There's no need to make a HashTable/HashMap/HashSet for this.

You know which characters are being tracked ahead of time, so you can use an array.

I want to count the occurrence of all letters and numbers

Make a string of the characters you will track, then initialize an array.

String sentence = "ABC ABC ABC 123";

//Make a map of all the characters you want to track.
String indexes = "0123456789ABCDEFGHIJKLMNOPQRSTUVWXYZ";

//Initialize an array to the size of the possible matches.
int[] count = new int[indexes.length()];

//Loop through the sentence looking for matches.
for (int i = 0; i < sentence.length(); i++) {
    //This will get the index in the array, if it's a character we are tracking
    int index = indexes.indexOf(sentence.charAt(i));

    //If it's not a character we are tracking, indexOf returns -1, so skip those.
    if (index < 0)
        continue;

    count[index]++;
}

Then you can print them all out with this:

for (int i = 0; i < count.length; i++) {
    if (count[i] < 1)
        continue;

    System.out.println(String.format("%s (%d) %s",
            indexes.charAt(i),
            count[i],
            //This little bit of magic creates a string of nul bytes, then replaces it with asterisks.
            new String(new char[count[i]]).replace('\0', '*')));
}

If you aren't comfortable with the new String(new char[count[i]]).replace('\0', '*')) bit, then you can use a StringBuilder to build the asterisk String before trying to output it. You can see @mike's example below for a good example of that.

Outputs

1 (1) *
2 (1) *
3 (1) *
A (3) ***
B (3) ***
C (3) ***

Considerations

Here are some things to consider when decided how to solve this problem.

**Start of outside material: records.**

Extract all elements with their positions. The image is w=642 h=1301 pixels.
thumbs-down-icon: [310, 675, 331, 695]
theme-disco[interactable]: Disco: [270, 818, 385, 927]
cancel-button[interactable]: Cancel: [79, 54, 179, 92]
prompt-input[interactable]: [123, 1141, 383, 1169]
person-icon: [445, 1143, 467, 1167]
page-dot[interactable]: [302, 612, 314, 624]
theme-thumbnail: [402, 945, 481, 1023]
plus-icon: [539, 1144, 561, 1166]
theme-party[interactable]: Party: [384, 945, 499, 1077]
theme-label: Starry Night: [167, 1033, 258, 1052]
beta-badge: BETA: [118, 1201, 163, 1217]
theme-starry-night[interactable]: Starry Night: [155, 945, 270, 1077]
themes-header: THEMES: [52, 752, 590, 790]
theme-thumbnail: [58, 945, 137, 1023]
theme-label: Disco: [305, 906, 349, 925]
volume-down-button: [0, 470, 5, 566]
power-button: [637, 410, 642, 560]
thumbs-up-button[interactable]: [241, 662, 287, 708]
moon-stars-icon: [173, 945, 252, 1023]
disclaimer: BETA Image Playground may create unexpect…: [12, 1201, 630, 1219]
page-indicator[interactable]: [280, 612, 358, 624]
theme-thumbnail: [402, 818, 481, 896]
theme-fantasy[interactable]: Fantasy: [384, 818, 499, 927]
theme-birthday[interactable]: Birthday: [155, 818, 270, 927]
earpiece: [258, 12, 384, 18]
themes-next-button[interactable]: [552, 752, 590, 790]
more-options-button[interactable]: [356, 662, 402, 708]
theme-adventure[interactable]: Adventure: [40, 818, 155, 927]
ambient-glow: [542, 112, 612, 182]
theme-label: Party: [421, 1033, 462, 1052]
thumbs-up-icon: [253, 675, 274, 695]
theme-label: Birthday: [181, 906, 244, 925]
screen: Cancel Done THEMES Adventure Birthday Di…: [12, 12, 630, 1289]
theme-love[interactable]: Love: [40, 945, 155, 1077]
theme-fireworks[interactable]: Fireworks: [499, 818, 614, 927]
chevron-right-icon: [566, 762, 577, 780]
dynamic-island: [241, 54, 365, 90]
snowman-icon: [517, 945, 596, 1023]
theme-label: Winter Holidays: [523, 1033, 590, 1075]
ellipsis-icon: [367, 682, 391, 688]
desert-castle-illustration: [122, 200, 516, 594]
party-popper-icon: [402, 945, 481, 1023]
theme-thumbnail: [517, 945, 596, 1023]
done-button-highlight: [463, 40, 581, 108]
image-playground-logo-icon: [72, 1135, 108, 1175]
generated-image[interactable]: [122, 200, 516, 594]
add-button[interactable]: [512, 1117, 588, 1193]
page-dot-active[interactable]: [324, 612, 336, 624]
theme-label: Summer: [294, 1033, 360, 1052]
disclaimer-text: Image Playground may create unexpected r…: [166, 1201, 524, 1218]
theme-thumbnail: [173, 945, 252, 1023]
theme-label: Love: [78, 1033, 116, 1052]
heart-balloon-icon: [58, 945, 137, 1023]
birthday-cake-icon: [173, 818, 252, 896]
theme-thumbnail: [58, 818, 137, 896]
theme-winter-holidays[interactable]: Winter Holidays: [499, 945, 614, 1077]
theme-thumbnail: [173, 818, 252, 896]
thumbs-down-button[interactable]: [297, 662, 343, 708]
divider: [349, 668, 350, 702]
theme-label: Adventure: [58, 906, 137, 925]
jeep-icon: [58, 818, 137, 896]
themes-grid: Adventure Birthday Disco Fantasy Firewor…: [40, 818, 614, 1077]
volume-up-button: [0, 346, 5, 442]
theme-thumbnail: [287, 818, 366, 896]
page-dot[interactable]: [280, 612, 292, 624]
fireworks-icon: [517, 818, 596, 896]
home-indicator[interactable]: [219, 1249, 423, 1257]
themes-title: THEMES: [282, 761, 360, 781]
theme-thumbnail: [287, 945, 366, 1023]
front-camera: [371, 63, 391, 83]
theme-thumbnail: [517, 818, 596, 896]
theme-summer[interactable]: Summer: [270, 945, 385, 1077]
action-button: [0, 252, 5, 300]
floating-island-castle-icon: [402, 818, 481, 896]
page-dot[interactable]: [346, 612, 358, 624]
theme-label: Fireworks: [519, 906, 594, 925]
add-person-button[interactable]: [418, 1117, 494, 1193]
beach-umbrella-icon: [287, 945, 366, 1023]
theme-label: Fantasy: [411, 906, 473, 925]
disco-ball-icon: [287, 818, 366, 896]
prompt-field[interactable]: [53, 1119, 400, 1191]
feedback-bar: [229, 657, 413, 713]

  • Will you always know what characters need to be tracked ahead of time, or will there be times when you want to track any character? In the latter case, an array won't work for you; you would need to use an advanced data structure like a TreeMap or HashMap.
  • Will you always be counting occurrences of specific chars, as opposed to Strings? If you have to modify this to count Strings then using the String indexes map trick isn't going to work for you either.
  • Are you learning a specific data structure(s) in your course at the moment? Usually problems such as this are assigned to students to understand how to apply a specific concept. As @kyle suggested, you should try to use the data structure that you are learning about, or have learned about, in your class. Sometimes using structures that you haven't learned about yet can get you in trouble, or a lower grade at least.